Samandal a par ailleurs été nominé pour le prix de la BD alternative au dernier festival d’Angoulême.
Le monde arabe a la cote
Le succès du collectif libanais semble en inspirer plus d’un dans le monde arabe. Partout, des projets de BD prennent forme : TokTok en Égypte, lab619 en Tunisie ou Skefkef au Maroc. En Égypte, le Cairo Comics fêtera en septembre sa troisième édition.
Autre signe d’un changement dans les mentalités, depuis quelques années, des formations en bande dessinée sont dispensées dans les universités libanaises. Les jeunes ne sont donc plus obligés de quitter le pays pour se former.

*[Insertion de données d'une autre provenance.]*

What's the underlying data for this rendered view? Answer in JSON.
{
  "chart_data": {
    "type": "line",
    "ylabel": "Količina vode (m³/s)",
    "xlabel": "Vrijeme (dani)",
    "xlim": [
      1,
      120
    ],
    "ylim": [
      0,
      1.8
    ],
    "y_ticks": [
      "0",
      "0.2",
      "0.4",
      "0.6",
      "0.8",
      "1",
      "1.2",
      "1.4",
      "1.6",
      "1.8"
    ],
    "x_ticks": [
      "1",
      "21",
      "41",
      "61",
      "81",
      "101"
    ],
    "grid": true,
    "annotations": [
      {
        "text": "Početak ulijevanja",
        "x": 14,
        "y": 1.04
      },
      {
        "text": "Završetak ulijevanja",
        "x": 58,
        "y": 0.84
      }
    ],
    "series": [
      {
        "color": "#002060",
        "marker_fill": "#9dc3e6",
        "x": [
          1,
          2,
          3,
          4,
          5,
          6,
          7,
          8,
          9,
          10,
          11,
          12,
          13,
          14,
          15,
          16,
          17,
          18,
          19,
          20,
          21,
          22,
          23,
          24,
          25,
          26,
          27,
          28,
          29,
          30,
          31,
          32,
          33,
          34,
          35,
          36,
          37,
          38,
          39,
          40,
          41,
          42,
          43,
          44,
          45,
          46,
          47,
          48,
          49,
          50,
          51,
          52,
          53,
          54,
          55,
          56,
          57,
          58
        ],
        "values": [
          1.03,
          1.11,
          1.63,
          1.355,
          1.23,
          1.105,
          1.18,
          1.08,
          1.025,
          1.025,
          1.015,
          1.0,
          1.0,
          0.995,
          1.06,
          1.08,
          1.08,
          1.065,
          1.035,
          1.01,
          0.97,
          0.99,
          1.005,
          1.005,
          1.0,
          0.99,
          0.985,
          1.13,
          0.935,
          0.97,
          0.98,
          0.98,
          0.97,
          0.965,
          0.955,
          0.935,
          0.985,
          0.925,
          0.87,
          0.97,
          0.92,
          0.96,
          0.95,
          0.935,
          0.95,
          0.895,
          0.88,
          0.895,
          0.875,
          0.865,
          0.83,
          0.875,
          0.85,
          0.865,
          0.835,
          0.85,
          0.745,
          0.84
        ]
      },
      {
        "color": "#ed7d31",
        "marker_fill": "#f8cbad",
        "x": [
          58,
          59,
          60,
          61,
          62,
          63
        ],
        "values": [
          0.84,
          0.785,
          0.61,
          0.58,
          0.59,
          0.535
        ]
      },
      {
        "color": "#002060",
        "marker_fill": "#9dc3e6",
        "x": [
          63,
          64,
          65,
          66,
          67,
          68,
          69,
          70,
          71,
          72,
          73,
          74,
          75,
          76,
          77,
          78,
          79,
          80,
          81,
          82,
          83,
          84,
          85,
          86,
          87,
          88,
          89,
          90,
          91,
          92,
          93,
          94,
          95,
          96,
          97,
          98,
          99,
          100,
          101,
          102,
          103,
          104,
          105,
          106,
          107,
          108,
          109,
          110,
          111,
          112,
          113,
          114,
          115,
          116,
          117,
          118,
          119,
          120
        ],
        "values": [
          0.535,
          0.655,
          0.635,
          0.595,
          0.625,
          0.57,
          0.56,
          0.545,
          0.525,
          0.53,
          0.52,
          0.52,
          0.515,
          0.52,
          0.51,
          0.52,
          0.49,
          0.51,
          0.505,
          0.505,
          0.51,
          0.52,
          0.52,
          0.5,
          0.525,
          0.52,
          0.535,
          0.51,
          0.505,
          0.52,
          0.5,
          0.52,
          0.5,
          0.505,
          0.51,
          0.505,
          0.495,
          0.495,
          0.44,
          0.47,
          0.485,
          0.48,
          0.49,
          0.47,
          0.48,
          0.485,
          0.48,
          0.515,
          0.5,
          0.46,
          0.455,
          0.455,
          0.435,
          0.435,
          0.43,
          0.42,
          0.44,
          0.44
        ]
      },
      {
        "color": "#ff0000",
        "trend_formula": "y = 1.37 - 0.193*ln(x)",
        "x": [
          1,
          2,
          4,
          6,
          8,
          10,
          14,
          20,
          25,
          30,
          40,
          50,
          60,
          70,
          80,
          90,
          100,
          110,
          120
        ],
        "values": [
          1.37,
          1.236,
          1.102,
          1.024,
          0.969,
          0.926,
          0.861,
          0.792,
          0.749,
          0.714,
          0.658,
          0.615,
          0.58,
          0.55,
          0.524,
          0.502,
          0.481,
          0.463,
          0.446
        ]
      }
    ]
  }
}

« En partie à cause de ce qu’il se passe dans la région, il y a un énorme intérêt pour la BD du monde arabe à l’étranger, alors autant en profiter »
- Raphaëlle Macaron, membre de l'équipe éditoriale
La nouvelle équipe éditoriale souhaite tourner le projet en maison d’édition : « Il faut encourager les gens à faire de la BD en créant une structure qui permette aux auteurs de vraiment en faire un métier sans devoir quitter la région », avance la benjamine.
La bande dessinée du monde arabe connaît un succès grandissant en Europe et, à en croire la fine équipe, ce n’est que le début. « En partie à cause de ce qu’il se passe dans la région, il y un énorme intérêt pour la BD du monde arabe à l’étranger, alors autant en profiter », conclut en riant Raphaëlle Macaron.